I never studied the LR(k)->LR(1) transformation, so it may be possible that it is not that practical for some cases, though.

Concurrent parsing algorithms

Are there existing parser algorithms (similar to LALR, SLR and LL) that can parse a single input, not just multiple inputs, in parallel?
Edit: Sorry, I wasn't really looking for research papers, more like, "There are compiler-compilers that generate concurrent parsers" or "This compiler for this language parses it in parallel"- real world examples.
There aren't any well known ones :-}
Much of the reason is the problem is described as parsing a string, presenting to the parser one token a time. That makes the problem sequential by definition, ugh.
One could imagine presenting the array of tokens to some parser all at once, and then have the parser parse substrings at various points across the array, stitching compatible trees for substrings together. The stitching process is likely to be complicated, but might be manageable if driven by an L(AL)R [better, a GLR] parser that swallowed nonterminals left-to-right after most of the parse trees for substrings were produced; think of this an an "accumulator".
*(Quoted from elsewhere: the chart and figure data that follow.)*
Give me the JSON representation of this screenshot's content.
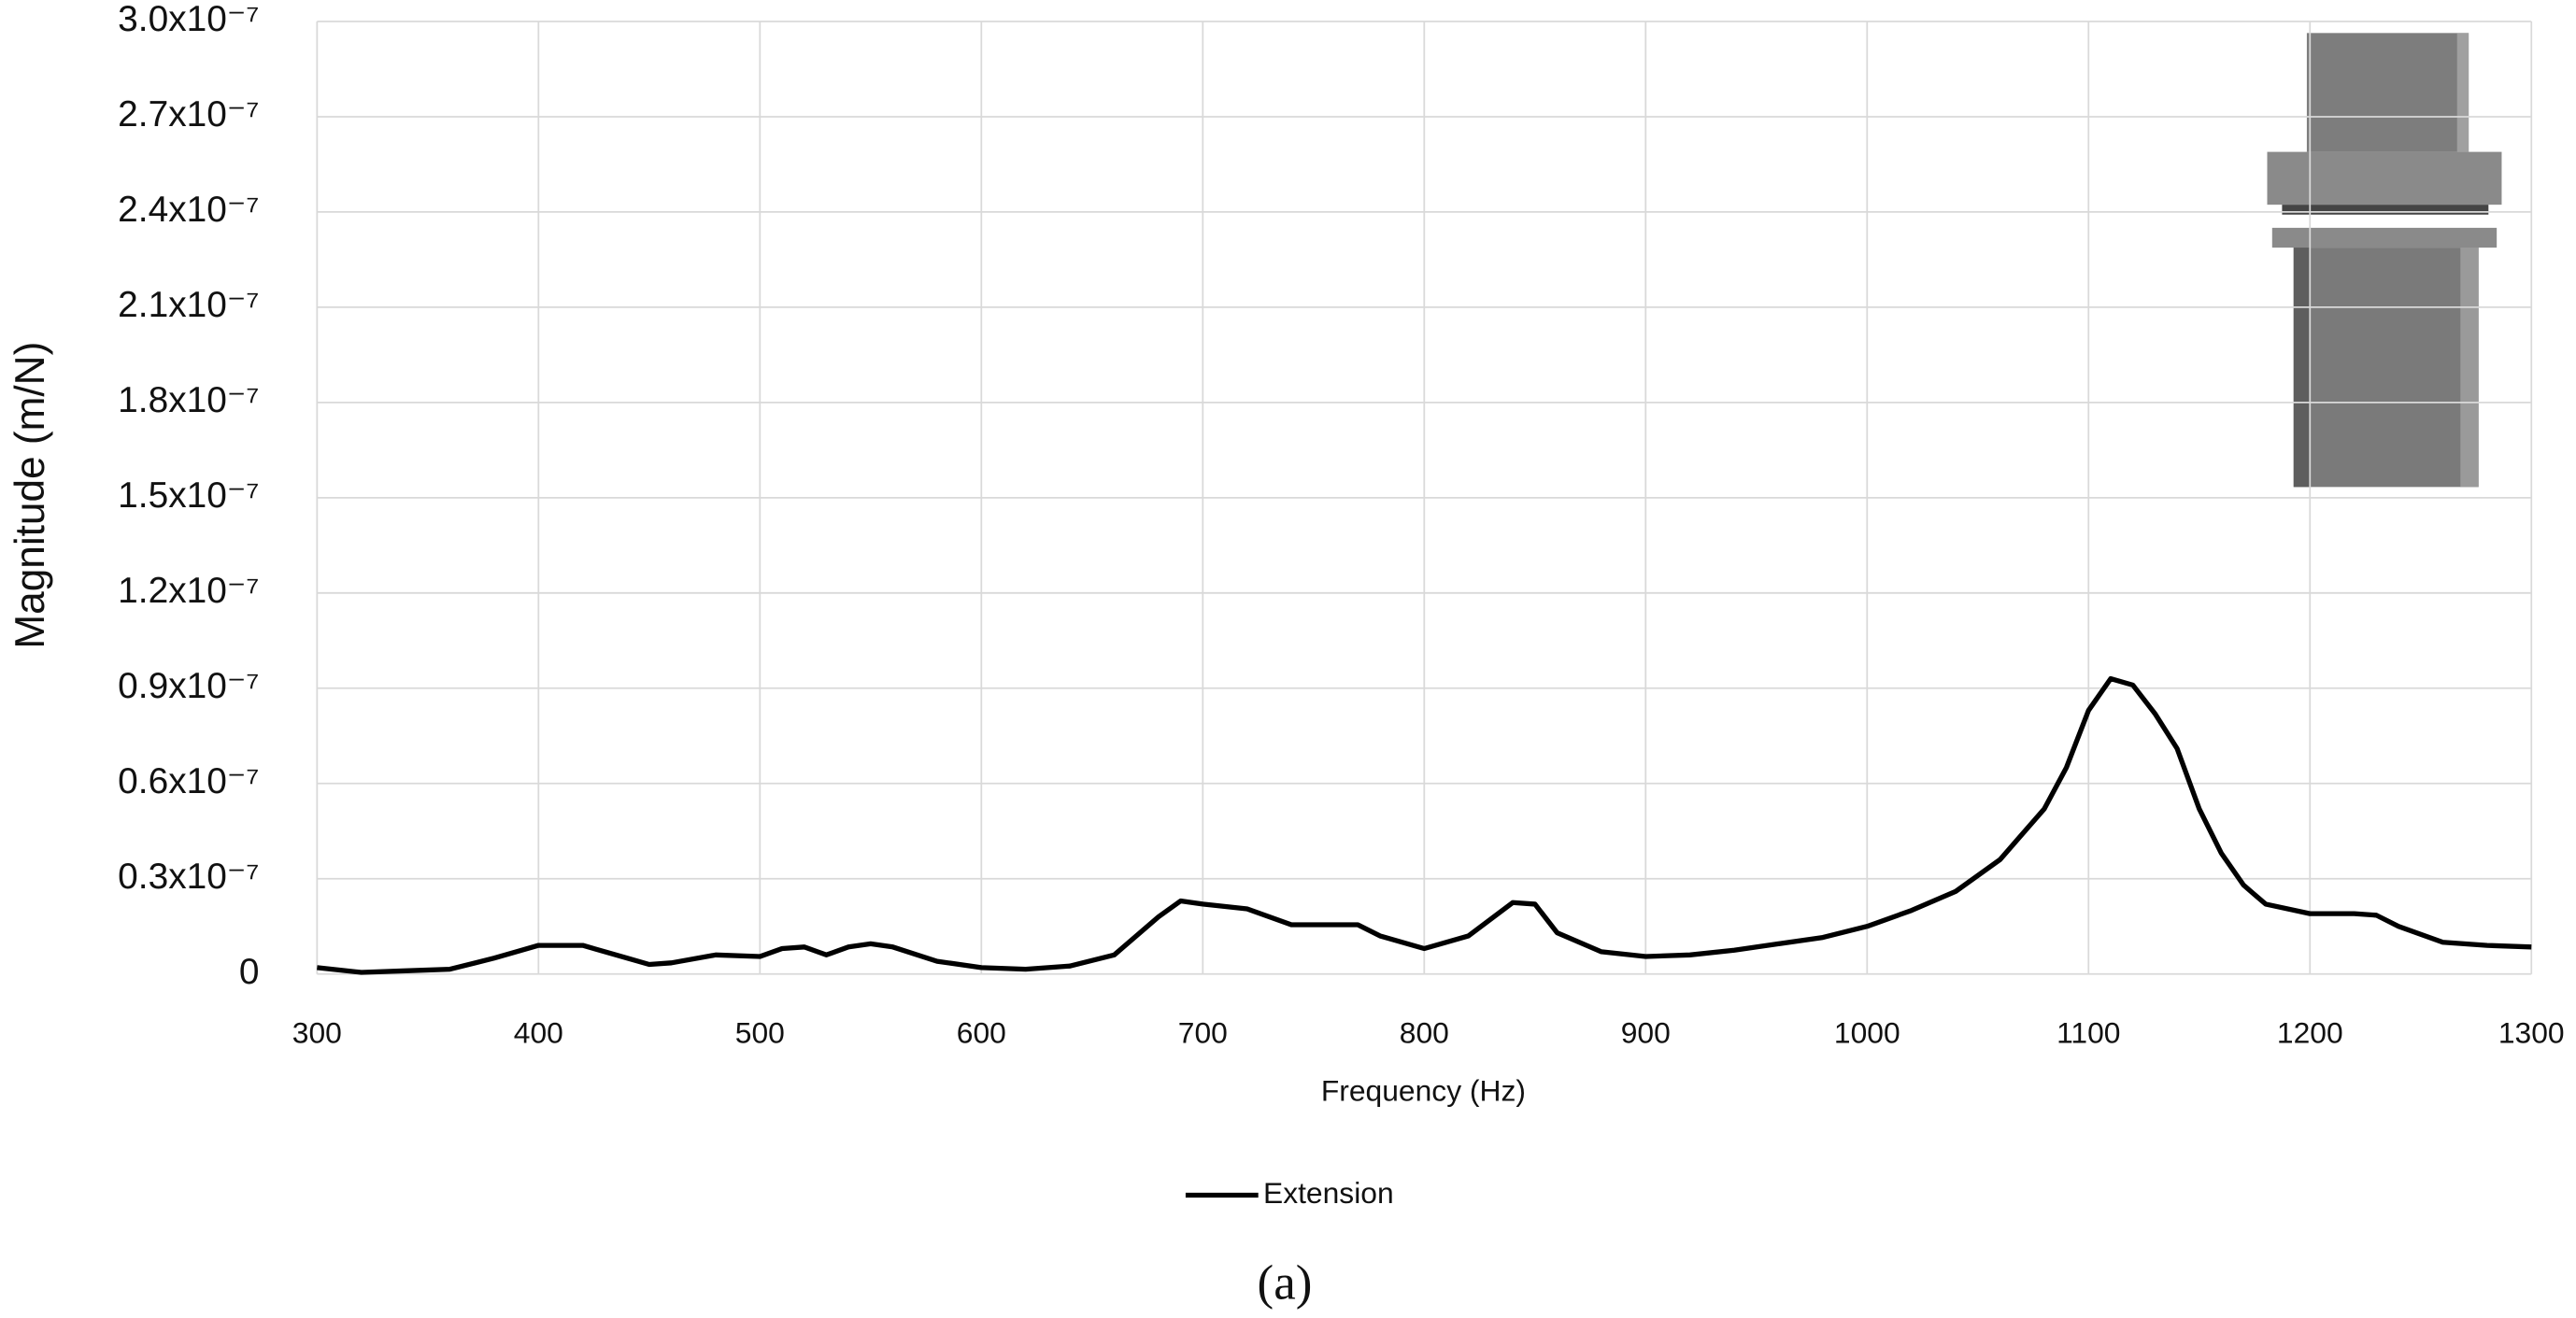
{
  "chart_data": {
    "type": "line",
    "x_label": "Frequency (Hz)",
    "y_label": "Magnitude (m/N)",
    "caption": "(a)",
    "xlim": [
      300,
      1300
    ],
    "xticks": [
      300,
      400,
      500,
      600,
      700,
      800,
      900,
      1000,
      1100,
      1200,
      1300
    ],
    "ylim": [
      0,
      3e-07
    ],
    "yticks": [
      0,
      {
        "value": 3e-08,
        "label": "0.3x10⁻⁷"
      },
      {
        "value": 6e-08,
        "label": "0.6x10⁻⁷"
      },
      {
        "value": 9e-08,
        "label": "0.9x10⁻⁷"
      },
      {
        "value": 1.2e-07,
        "label": "1.2x10⁻⁷"
      },
      {
        "value": 1.5e-07,
        "label": "1.5x10⁻⁷"
      },
      {
        "value": 1.8e-07,
        "label": "1.8x10⁻⁷"
      },
      {
        "value": 2.1e-07,
        "label": "2.1x10⁻⁷"
      },
      {
        "value": 2.4e-07,
        "label": "2.4x10⁻⁷"
      },
      {
        "value": 2.7e-07,
        "label": "2.7x10⁻⁷"
      },
      {
        "value": 3e-07,
        "label": "3.0x10⁻⁷"
      }
    ],
    "grid": true,
    "legend": "bottom",
    "x": [
      300,
      320,
      340,
      360,
      380,
      400,
      420,
      440,
      450,
      460,
      480,
      500,
      510,
      520,
      530,
      540,
      550,
      560,
      580,
      600,
      620,
      640,
      660,
      680,
      690,
      700,
      720,
      740,
      760,
      770,
      780,
      800,
      820,
      840,
      850,
      860,
      880,
      900,
      920,
      940,
      960,
      980,
      1000,
      1020,
      1040,
      1060,
      1080,
      1090,
      1100,
      1110,
      1120,
      1130,
      1140,
      1150,
      1160,
      1170,
      1180,
      1200,
      1220,
      1230,
      1240,
      1260,
      1280,
      1300
    ],
    "series": [
      {
        "name": "Extension",
        "color": "#000000",
        "values": [
          2e-09,
          5e-10,
          1e-09,
          1.5e-09,
          5e-09,
          9e-09,
          9e-09,
          5e-09,
          3e-09,
          3.5e-09,
          6e-09,
          5.5e-09,
          8e-09,
          8.5e-09,
          6e-09,
          8.5e-09,
          9.5e-09,
          8.5e-09,
          4e-09,
          2e-09,
          1.5e-09,
          2.5e-09,
          6e-09,
          1.8e-08,
          2.3e-08,
          2.2e-08,
          2.05e-08,
          1.55e-08,
          1.55e-08,
          1.55e-08,
          1.2e-08,
          8e-09,
          1.2e-08,
          2.25e-08,
          2.2e-08,
          1.3e-08,
          7e-09,
          5.5e-09,
          6e-09,
          7.5e-09,
          9.5e-09,
          1.15e-08,
          1.5e-08,
          2e-08,
          2.6e-08,
          3.6e-08,
          5.2e-08,
          6.5e-08,
          8.3e-08,
          9.3e-08,
          9.1e-08,
          8.2e-08,
          7.1e-08,
          5.2e-08,
          3.8e-08,
          2.8e-08,
          2.2e-08,
          1.9e-08,
          1.9e-08,
          1.85e-08,
          1.5e-08,
          1e-08,
          9e-09,
          8.5e-09
        ]
      }
    ]
  }
}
[Shades, a quick Google search produces a 1990 Japanese paper on doing parallel GLR with what amounts to parallel Prolog]
You now have the problem of producing the array of tokens magically in parallel. Now you need a parallel lexer :-}
EDIT June 2013: I finally remembered McKeeman's 1982 paper on parallel LR parsing.
I'm working on a deterministic context free parsing algorithm with O(N) work complexity, O(log N) time complexity, fine-grained parallelism that is proportional to the length of the input string, and equivalent behavior to a LR parser. I'll be submitting it for peer review shortly.
The main idea is to process each character in the input stream independently, assume that it could match any rule, then piece together neighboring groups of characters until they unambiguously match a single rule. Once a rule is matched, it is filtered out by the algorithm. After all rules are matched, tokens are gathered together into a sequence.
There is some complexity involved in handling tokens with wildcards that could partially nest, and a post-processing step is needed to handle these and maintain the worst-case O(log N) complexity. This step probably is not needed in practice.